Hooliganisme saat ini sudah menjadi fenomena internasional dan sejumlah insiden tidak jarang terjadi di sejumlah negara, seperti bentrokan fans dengan polisi yang disebabkan oleh kesalah pahaman ataupun salah penanganan pada dari fans luar negeri. Seperti di Euro 2000 yang digelar di Belanda dan Belgia, peran polisi lokal tampak kurang piawai menangani masalah. Polisi Belanda, yang memiliki hubungan internasional yang kuat dan layanan intelijen kriminal yang berpengalaman dalam memantau kekerasan sepak bola, berhasil menangani berbagai insiden, sementara penanganan oleh polisi Belgia sangat buruk.

Hubungan alkohol dengan kekerasan sepakbola juga masih diperdebatkan. Di masa lalu, ketika holiganisme 
berlangsung "spontan" memang ada bukti nyata bahwa mereka yang terlibat sebagian besar mabuk. Usaha untuk melarang alkohol di stadion serta untuk pemantauan dan pengendalian perilaku di bar/pub sekitar stadion berhasil menekan dampaknya. Namun, alkohol tetap akan berpengaruh terhadap munculnya model baru kekerasan sepabola yang terorganisir.

Media juga disebut mempunyai kontribusi terhadap kekerasan sepakbola. Hasil studi telah menyatakan bahwa bahasa perang dan tempur yang dipekerjakan oleh media dalam meliput sepak bola memperkuat persepsi agresif dan konfrontatif terhadap olahraga tersebut. Headline seperti yang di muat Daily Mirror, "Achtung! Surrender!", dicetak menjelang Inggris melawan Jerman pada Juni 1996, mendapat kritik secara khusus dalam kaitan dengan hal ini.


Statistik

Di musim kompetisi 2008/2009 polisi berhasil menangkap 3,750 dari pertandingan sepakbola dalam maupun luar negeri, jumlah ini menurut 2% dari musim sebelumnya.

Rata-rata menyebutkan 1.18 penangkapan untuk setiap satu pertandingan, dan untuk dalam negeri, 354 orang pelaku tindak kekerasan sepakbola telah ditangkap.

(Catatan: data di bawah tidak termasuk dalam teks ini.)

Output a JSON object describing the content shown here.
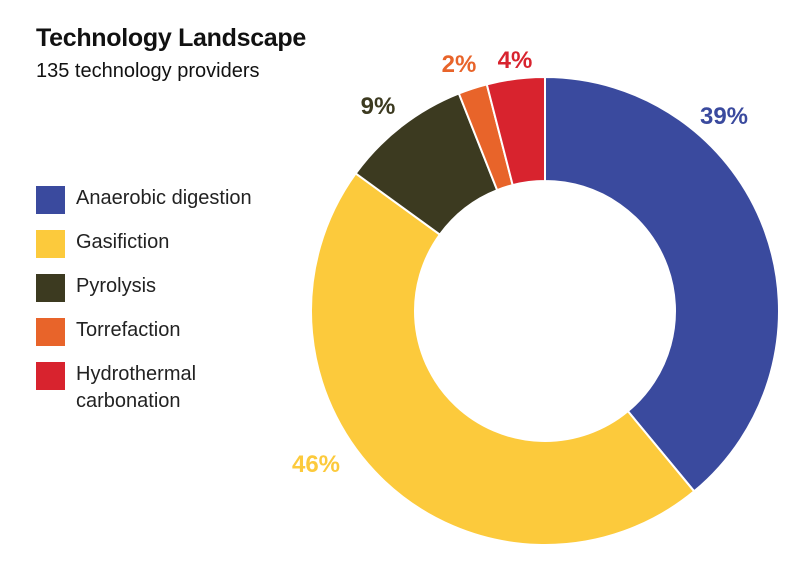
{
  "chart_data": {
    "type": "pie",
    "donut": true,
    "title": "Technology Landscape",
    "subtitle": "135 technology providers",
    "slices": [
      {
        "name": "Anaerobic digestion",
        "value": 39,
        "label": "39%",
        "color": "#3a4a9e"
      },
      {
        "name": "Gasifiction",
        "value": 46,
        "label": "46%",
        "color": "#fcca3c"
      },
      {
        "name": "Pyrolysis",
        "value": 9,
        "label": "9%",
        "color": "#3c3a20"
      },
      {
        "name": "Torrefaction",
        "value": 2,
        "label": "2%",
        "color": "#e8642a"
      },
      {
        "name": "Hydrothermal carbonation",
        "value": 4,
        "label": "4%",
        "color": "#d8232e"
      }
    ],
    "legend_position": "left"
  },
  "legend": {
    "items": [
      {
        "line1": "Anaerobic digestion",
        "line2": ""
      },
      {
        "line1": "Gasifiction",
        "line2": ""
      },
      {
        "line1": "Pyrolysis",
        "line2": ""
      },
      {
        "line1": "Torrefaction",
        "line2": ""
      },
      {
        "line1": "Hydrothermal",
        "line2": "carbonation"
      }
    ]
  }
}
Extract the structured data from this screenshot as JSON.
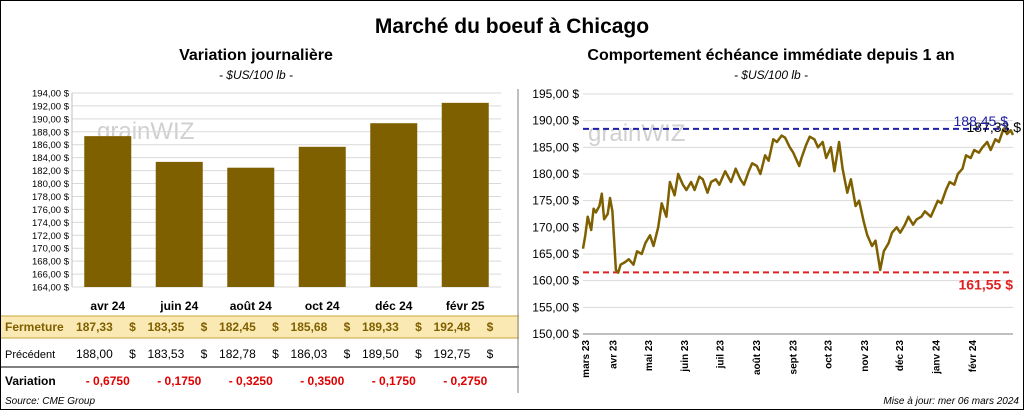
{
  "title": "Marché du boeuf à Chicago",
  "watermark": "grainWIZ",
  "left_panel": {
    "title": "Variation  journalière",
    "subtitle": "- $US/100 lb -"
  },
  "right_panel": {
    "title": "Comportement  échéance immédiate depuis 1 an",
    "subtitle": "- $US/100 lb -"
  },
  "table": {
    "rows": [
      {
        "label": "Fermeture",
        "values": [
          "187,33",
          "183,35",
          "182,45",
          "185,68",
          "189,33",
          "192,48"
        ],
        "currency": "$"
      },
      {
        "label": "Précédent",
        "values": [
          "188,00",
          "183,53",
          "182,78",
          "186,03",
          "189,50",
          "192,75"
        ],
        "currency": "$"
      },
      {
        "label": "Variation",
        "values": [
          "- 0,6750",
          "- 0,1750",
          "- 0,3250",
          "- 0,3500",
          "- 0,1750",
          "- 0,2750"
        ],
        "currency": ""
      }
    ]
  },
  "footer": {
    "source": "Source: CME Group",
    "updated": "Mise à jour: mer 06 mars 2024"
  },
  "colors": {
    "bar": "#7f6000",
    "line": "#7f6000",
    "high_line": "#1f1fa8",
    "low_line": "#e02020",
    "fermeture_bg": "#fbe9b3",
    "variation_text": "#e00000"
  },
  "chart_data": [
    {
      "type": "bar",
      "title": "Variation  journalière",
      "categories": [
        "avr 24",
        "juin 24",
        "août 24",
        "oct 24",
        "déc 24",
        "févr 25"
      ],
      "values": [
        187.33,
        183.35,
        182.45,
        185.68,
        189.33,
        192.48
      ],
      "ylim": [
        164,
        194
      ],
      "yticks": [
        "164,00 $",
        "166,00 $",
        "168,00 $",
        "170,00 $",
        "172,00 $",
        "174,00 $",
        "176,00 $",
        "178,00 $",
        "180,00 $",
        "182,00 $",
        "184,00 $",
        "186,00 $",
        "188,00 $",
        "190,00 $",
        "192,00 $",
        "194,00 $"
      ],
      "grid": true
    },
    {
      "type": "line",
      "title": "Comportement  échéance immédiate depuis 1 an",
      "ylim": [
        150,
        195
      ],
      "yticks": [
        "150,00 $",
        "155,00 $",
        "160,00 $",
        "165,00 $",
        "170,00 $",
        "175,00 $",
        "180,00 $",
        "185,00 $",
        "190,00 $",
        "195,00 $"
      ],
      "xticks": [
        "mars 23",
        "avr 23",
        "mai 23",
        "juin 23",
        "juil 23",
        "août 23",
        "sept 23",
        "oct 23",
        "nov 23",
        "déc 23",
        "janv 24",
        "févr 24"
      ],
      "x_range": [
        "2023-03-06",
        "2024-03-06"
      ],
      "series": [
        {
          "points": [
            [
              "2023-03-06",
              166.0
            ],
            [
              "2023-03-08",
              168.5
            ],
            [
              "2023-03-10",
              172.0
            ],
            [
              "2023-03-13",
              169.5
            ],
            [
              "2023-03-15",
              173.5
            ],
            [
              "2023-03-17",
              172.8
            ],
            [
              "2023-03-20",
              174.0
            ],
            [
              "2023-03-22",
              176.3
            ],
            [
              "2023-03-24",
              171.5
            ],
            [
              "2023-03-27",
              172.5
            ],
            [
              "2023-03-29",
              175.5
            ],
            [
              "2023-03-31",
              173.0
            ],
            [
              "2023-04-03",
              162.0
            ],
            [
              "2023-04-05",
              161.5
            ],
            [
              "2023-04-07",
              163.0
            ],
            [
              "2023-04-11",
              163.5
            ],
            [
              "2023-04-14",
              164.0
            ],
            [
              "2023-04-18",
              163.0
            ],
            [
              "2023-04-21",
              165.5
            ],
            [
              "2023-04-25",
              165.0
            ],
            [
              "2023-04-28",
              167.0
            ],
            [
              "2023-05-02",
              168.5
            ],
            [
              "2023-05-05",
              166.5
            ],
            [
              "2023-05-09",
              170.0
            ],
            [
              "2023-05-12",
              174.5
            ],
            [
              "2023-05-16",
              172.0
            ],
            [
              "2023-05-19",
              178.5
            ],
            [
              "2023-05-23",
              176.0
            ],
            [
              "2023-05-26",
              180.0
            ],
            [
              "2023-05-30",
              178.0
            ],
            [
              "2023-06-02",
              177.0
            ],
            [
              "2023-06-06",
              178.5
            ],
            [
              "2023-06-09",
              177.0
            ],
            [
              "2023-06-13",
              179.5
            ],
            [
              "2023-06-16",
              179.0
            ],
            [
              "2023-06-20",
              176.5
            ],
            [
              "2023-06-23",
              178.5
            ],
            [
              "2023-06-27",
              179.0
            ],
            [
              "2023-06-30",
              178.0
            ],
            [
              "2023-07-05",
              180.5
            ],
            [
              "2023-07-10",
              178.5
            ],
            [
              "2023-07-14",
              181.0
            ],
            [
              "2023-07-18",
              179.0
            ],
            [
              "2023-07-21",
              178.0
            ],
            [
              "2023-07-25",
              180.5
            ],
            [
              "2023-07-28",
              182.0
            ],
            [
              "2023-08-01",
              181.5
            ],
            [
              "2023-08-04",
              180.0
            ],
            [
              "2023-08-08",
              183.5
            ],
            [
              "2023-08-11",
              182.5
            ],
            [
              "2023-08-15",
              186.5
            ],
            [
              "2023-08-18",
              186.0
            ],
            [
              "2023-08-22",
              187.2
            ],
            [
              "2023-08-25",
              186.8
            ],
            [
              "2023-08-29",
              185.0
            ],
            [
              "2023-09-01",
              184.0
            ],
            [
              "2023-09-06",
              181.5
            ],
            [
              "2023-09-08",
              183.0
            ],
            [
              "2023-09-12",
              185.5
            ],
            [
              "2023-09-15",
              187.0
            ],
            [
              "2023-09-19",
              186.5
            ],
            [
              "2023-09-22",
              185.0
            ],
            [
              "2023-09-26",
              186.0
            ],
            [
              "2023-09-29",
              183.0
            ],
            [
              "2023-10-03",
              185.0
            ],
            [
              "2023-10-06",
              180.5
            ],
            [
              "2023-10-10",
              186.0
            ],
            [
              "2023-10-13",
              181.0
            ],
            [
              "2023-10-17",
              176.5
            ],
            [
              "2023-10-20",
              179.0
            ],
            [
              "2023-10-24",
              174.0
            ],
            [
              "2023-10-27",
              175.0
            ],
            [
              "2023-10-31",
              171.0
            ],
            [
              "2023-11-03",
              168.5
            ],
            [
              "2023-11-07",
              166.5
            ],
            [
              "2023-11-10",
              167.5
            ],
            [
              "2023-11-14",
              162.0
            ],
            [
              "2023-11-17",
              165.5
            ],
            [
              "2023-11-21",
              167.0
            ],
            [
              "2023-11-24",
              169.0
            ],
            [
              "2023-11-28",
              170.0
            ],
            [
              "2023-12-01",
              169.0
            ],
            [
              "2023-12-05",
              170.5
            ],
            [
              "2023-12-08",
              172.0
            ],
            [
              "2023-12-12",
              170.5
            ],
            [
              "2023-12-15",
              171.5
            ],
            [
              "2023-12-19",
              172.0
            ],
            [
              "2023-12-22",
              173.0
            ],
            [
              "2023-12-27",
              172.0
            ],
            [
              "2024-01-02",
              175.0
            ],
            [
              "2024-01-05",
              174.5
            ],
            [
              "2024-01-09",
              177.0
            ],
            [
              "2024-01-12",
              178.5
            ],
            [
              "2024-01-16",
              178.0
            ],
            [
              "2024-01-19",
              180.0
            ],
            [
              "2024-01-23",
              181.0
            ],
            [
              "2024-01-26",
              183.5
            ],
            [
              "2024-01-30",
              183.0
            ],
            [
              "2024-02-02",
              184.5
            ],
            [
              "2024-02-06",
              184.0
            ],
            [
              "2024-02-09",
              185.0
            ],
            [
              "2024-02-13",
              186.0
            ],
            [
              "2024-02-16",
              184.5
            ],
            [
              "2024-02-20",
              186.5
            ],
            [
              "2024-02-23",
              186.0
            ],
            [
              "2024-02-27",
              188.5
            ],
            [
              "2024-03-01",
              187.5
            ],
            [
              "2024-03-04",
              188.2
            ],
            [
              "2024-03-06",
              187.33
            ]
          ]
        }
      ],
      "annotations": [
        {
          "label": "187,33 $",
          "value": 187.33,
          "color": "#000000"
        },
        {
          "label": "188,45 $",
          "value": 188.45,
          "color": "#1f1fa8",
          "style": "dashed"
        },
        {
          "label": "161,55 $",
          "value": 161.55,
          "color": "#e02020",
          "style": "dashed"
        }
      ],
      "grid": true
    }
  ]
}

Secara keseluruhan, 956 larangan dalam pertandingan sepakbola telah dikeluarkan selama musim 2008/2009, untuk 37 juta orang yang hadir dalam pertandingan.

Untuk Liga Inggris, 185 orang penggemar Manchester United telah ditangkap, ini jumlah paling banyak. Yang kedua adalah fans New Castle United yang saat itu turun ke kasta kedua, dengan total 144 orang ditangkap dan yang ketiga adalah fans everton, dengan total 139 orang ditangkap. Fulham yang paling sedikit, 13 orang ditangkap. 

Fans secara keseluruhan berkelakuan baik ketika bertandang ke luar negeri - dimana saat itu lebih dari 105.000 orang bertandang untuk 49 pertandingan level Eropa di musim sebelumnya, dengan hanya 30 orang yang tertangkap.